Images are one of the most sharable formats across the web, but the data associated with those images gets lost each time they’re shared from one platform to another. Stipple, which just received $3 million in the second part of a series A round, plans to expand its service, which allows publishers, marketers and users to tag images not just with author attributions, but social and e-commerce calls to action.
To get a sense of what Stipple does for images, founder Rey Flemings offers this scenario: "You pull out your cell phone and take a picture. At that moment, your phone knows where you are, the time and location and saves this information to the file. You upload the image to Facebook and does that information stay with the photograph? No."
Flemings cautions that Stipple is not a DRM solution—"We’re not a photo cop company"—but the service does do more than simply provide sticky attribution tags.
Publishers and marketers are using it to provide mouse-over callouts to social share tags and e-commerce capabilities as well. Whether an image is used as entertainment or as a marketing or commerce prompt, Stipple remains neutral, but its revenue is generated from the marketing and commerce-oriented initiatives.
Image content is monetized in two ways, through affiliate deals where clicks on a "shop" tag are paid out, or through straight advertising campaigns that marketers initiate through enticing viewers to like a brand tagged in the image or click through to a video. Revenue shares are split 50/50, says Flemings.
So far, Flemings says Stipple has 100 million tagged product images in its database. The company claims it’s tagging 1 million photos per day, with brands such as Nike, L’Oreal, Zappos and Nordstrom using the service.

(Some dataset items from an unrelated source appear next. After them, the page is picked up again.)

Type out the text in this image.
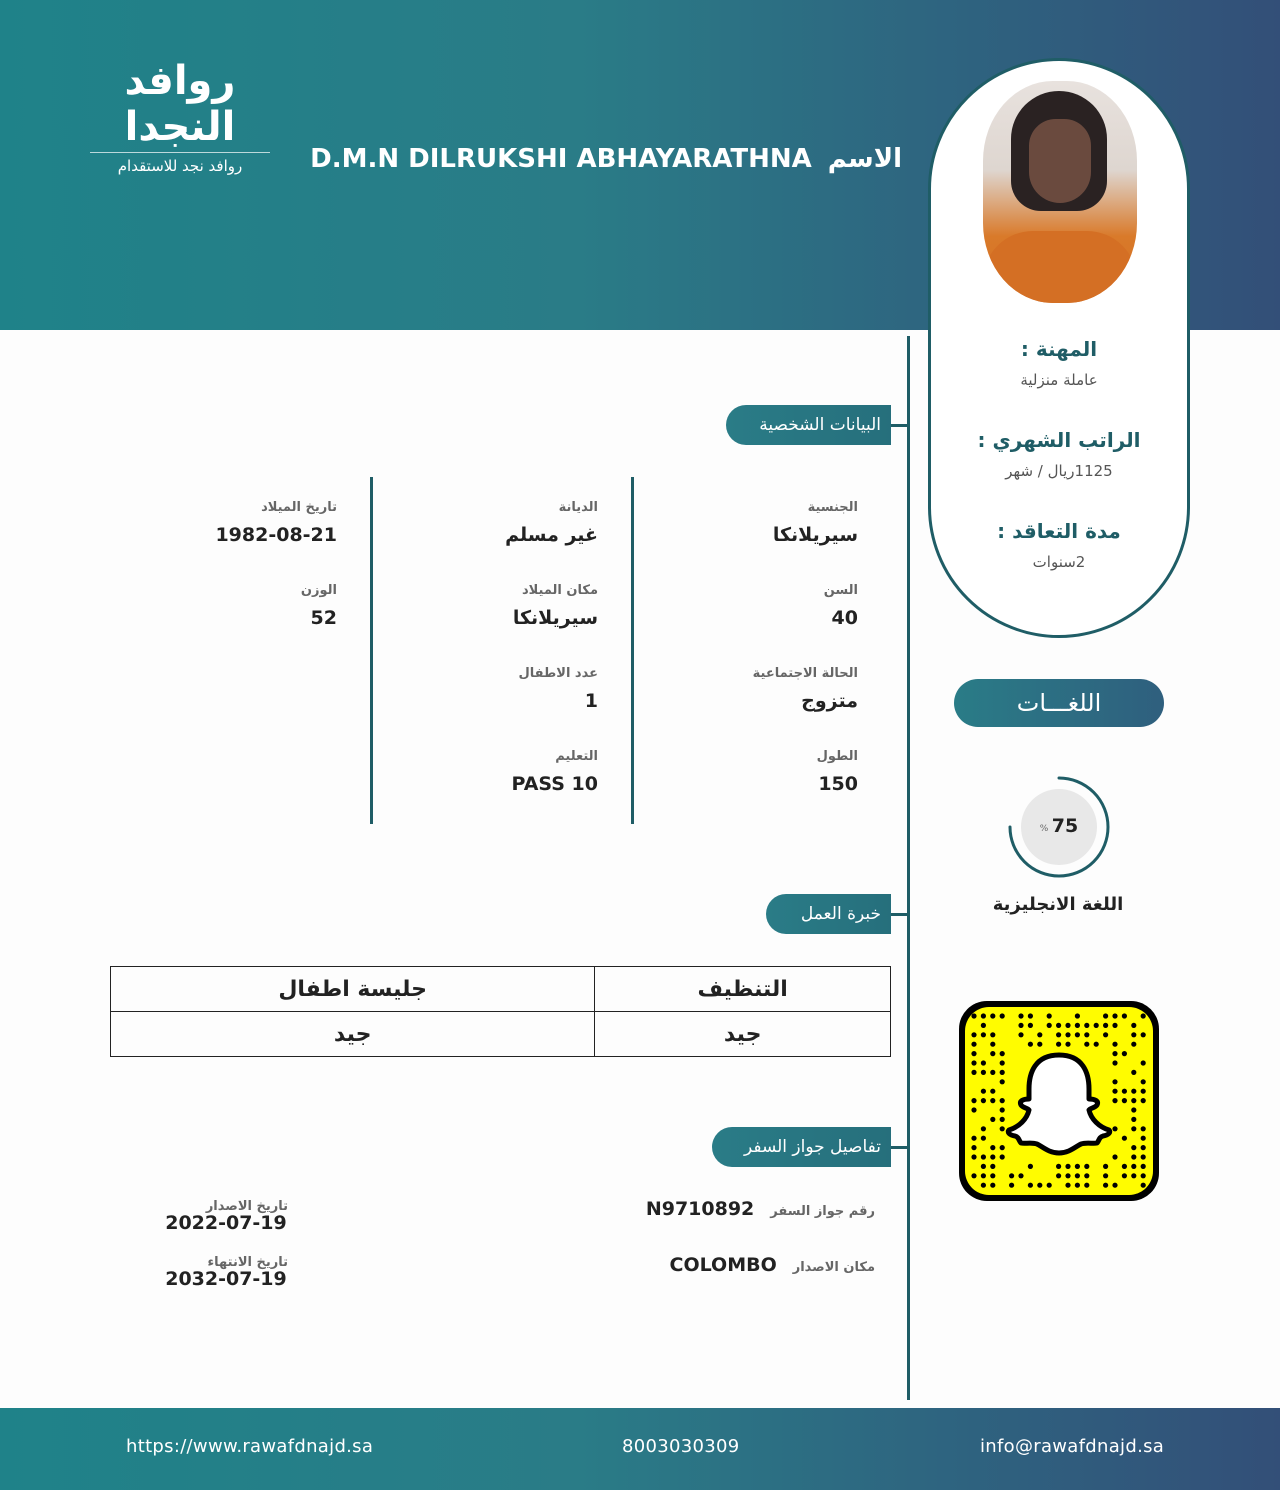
روافد النجدا
روافد نجد للاستقدام	الاسمD.M.N DILRUKSHI ABHAYARATHNA
المهنة :
عاملة منزلية
الراتب الشهري :
1125ريال / شهر
مدة التعاقد :
2سنوات
اللغـــات
75
%
اللغة الانجليزية
البيانات الشخصية
الجنسية
سيريلانكا
السن
40
الحالة الاجتماعية
متزوج
الطول
150
الديانة
غير مسلم
مكان الميلاد
سيريلانكا
عدد الاطفال
1
التعليم
PASS 10
تاريخ الميلاد
1982-08-21
الوزن
52
خبرة العمل
جليسة اطفال	التنظيف
جيد	جيد
تفاصيل جواز السفر
رقم جواز السفرN9710892
مكان الاصدارCOLOMBO
تاريخ الاصدار
2022-07-19
تاريخ الانتهاء
2032-07-19
https://www.rawafdnajd.sa	8003030309	info@rawafdnajd.sa
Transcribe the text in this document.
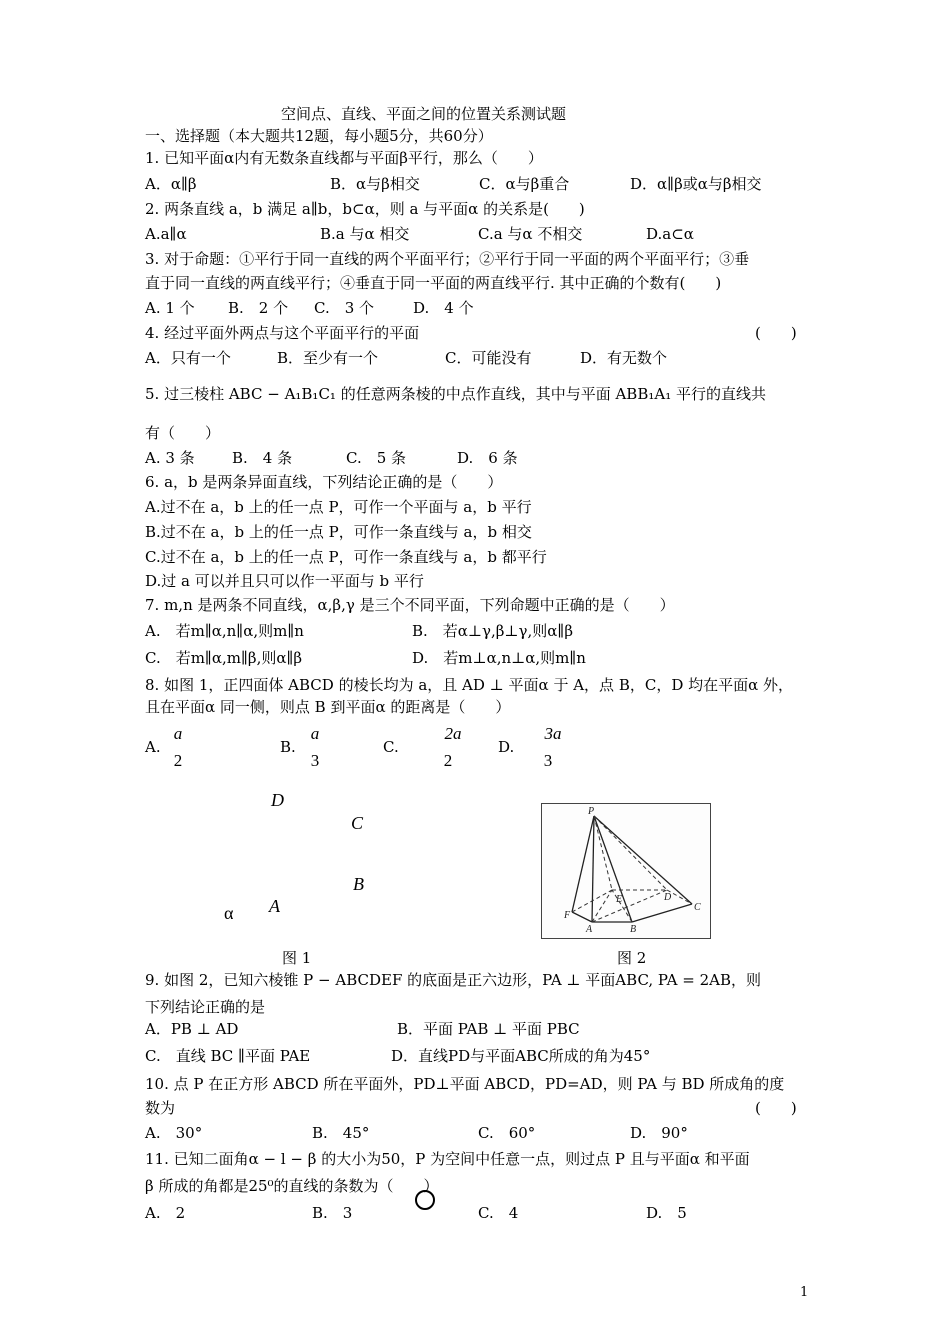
空间点、直线、平面之间的位置关系测试题
一、选择题（本大题共12题，每小题5分，共60分）
1. 已知平面α内有无数条直线都与平面β平行，那么（　　）
A．α∥β	B．α与β相交	C．α与β重合	D．α∥β或α与β相交
2. 两条直线 a，b 满足 a∥b，b⊂α，则 a 与平面α 的关系是(　　)
A.a∥α	B.a 与α 相交	C.a 与α 不相交	D.a⊂α
3. 对于命题：①平行于同一直线的两个平面平行；②平行于同一平面的两个平面平行；③垂
直于同一直线的两直线平行；④垂直于同一平面的两直线平行. 其中正确的个数有(　　)
A. 1 个 B.　2 个 C.　3 个	D.　4 个
4. 经过平面外两点与这个平面平行的平面	(　　)
A．只有一个	B．至少有一个	C．可能没有	D．有无数个
5. 过三棱柱 ABC − A₁B₁C₁ 的任意两条棱的中点作直线，其中与平面 ABB₁A₁ 平行的直线共
有（　　）
A. 3 条 B.　4 条	C.　5 条	D.　6 条
6. a，b 是两条异面直线，下列结论正确的是（　　）
A.过不在 a，b 上的任一点 P，可作一个平面与 a，b 平行
B.过不在 a，b 上的任一点 P，可作一条直线与 a，b 相交
C.过不在 a，b 上的任一点 P，可作一条直线与 a，b 都平行
D.过 a 可以并且只可以作一平面与 b 平行
7. m,n 是两条不同直线，α,β,γ 是三个不同平面，下列命题中正确的是（　　）
A.　若m∥α,n∥α,则m∥n	B.　若α⊥γ,β⊥γ,则α∥β
C.　若m∥α,m∥β,则α∥β	D.　若m⊥α,n⊥α,则m∥n
8. 如图 1，正四面体 ABCD 的棱长均为 a，且 AD ⊥ 平面α 于 A，点 B，C，D 均在平面α 外，
且在平面α 同一侧，则点 B 到平面α 的距离是（　　）
A.
a
2
B.
a
3
C.
2a
2
D.
3a
3
D
C
B
A
α
图 1
P
E	D
C
F
A	B
图 2
9. 如图 2，已知六棱锥 P − ABCDEF 的底面是正六边形，PA ⊥ 平面ABC, PA = 2AB，则
下列结论正确的是
A．PB ⊥ AD	B．平面 PAB ⊥ 平面 PBC
C.　直线 BC ∥平面 PAE	D．直线PD与平面ABC所成的角为45°
10. 点 P 在正方形 ABCD 所在平面外，PD⊥平面 ABCD，PD=AD，则 PA 与 BD 所成角的度
数为	(　　)
A.　30°	B.　45°	C.　60°	D.　90°
11. 已知二面角α − l − β 的大小为50，P 为空间中任意一点，则过点 P 且与平面α 和平面
β 所成的角都是25⁰的直线的条数为（　　）
A.　2	B.　3	C.　4	D.　5
1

When a publisher uses those images on its website, the affiliate payments begin as visitors engage with the photos.
And since the introduction of Twitter Cards, which allow publishers to embed rich media "cards" in their tweets, including a tweet-sized photo card, Flemings says publishers can tweet a photo instead of a static link, and Stipple’s API carries over the embedded callouts in that photo. "Photos can contain teasers, be shoppable and so on, and now all of those can be used in Twitter."
Further, Flemings notes engagement rates with Stipple-tagged images far surpass standard display ads. "The advertising model today is based on interruption," he says. "Publishers provide their content for free and users tolerate being interrupted by an ad as part of the service. And the engagement rates with those ads continue to plummet, which is forcing marketers to be even more interruptive."
Stipple-tagged photos, Flemings counters, average 78 mouse-overs and 35 clicks per thousand—rates that translate to 7.8 percent and 3.5 percent, respectively. "Our business model is very simple," he says. "We don’t spam people and we put accurate information in photos. We protect the social contract with people, which has allowed us to get these engagement rates."
Stipple’s latest financing came from Sands Capital. The company previously raised $5 million in the first part of its series A round and $2 million in seed capital in 2010. Other backers include Kleiner Perkins Caufield & Byers, Floodgate, Relevance Capital and Justin Timberlake.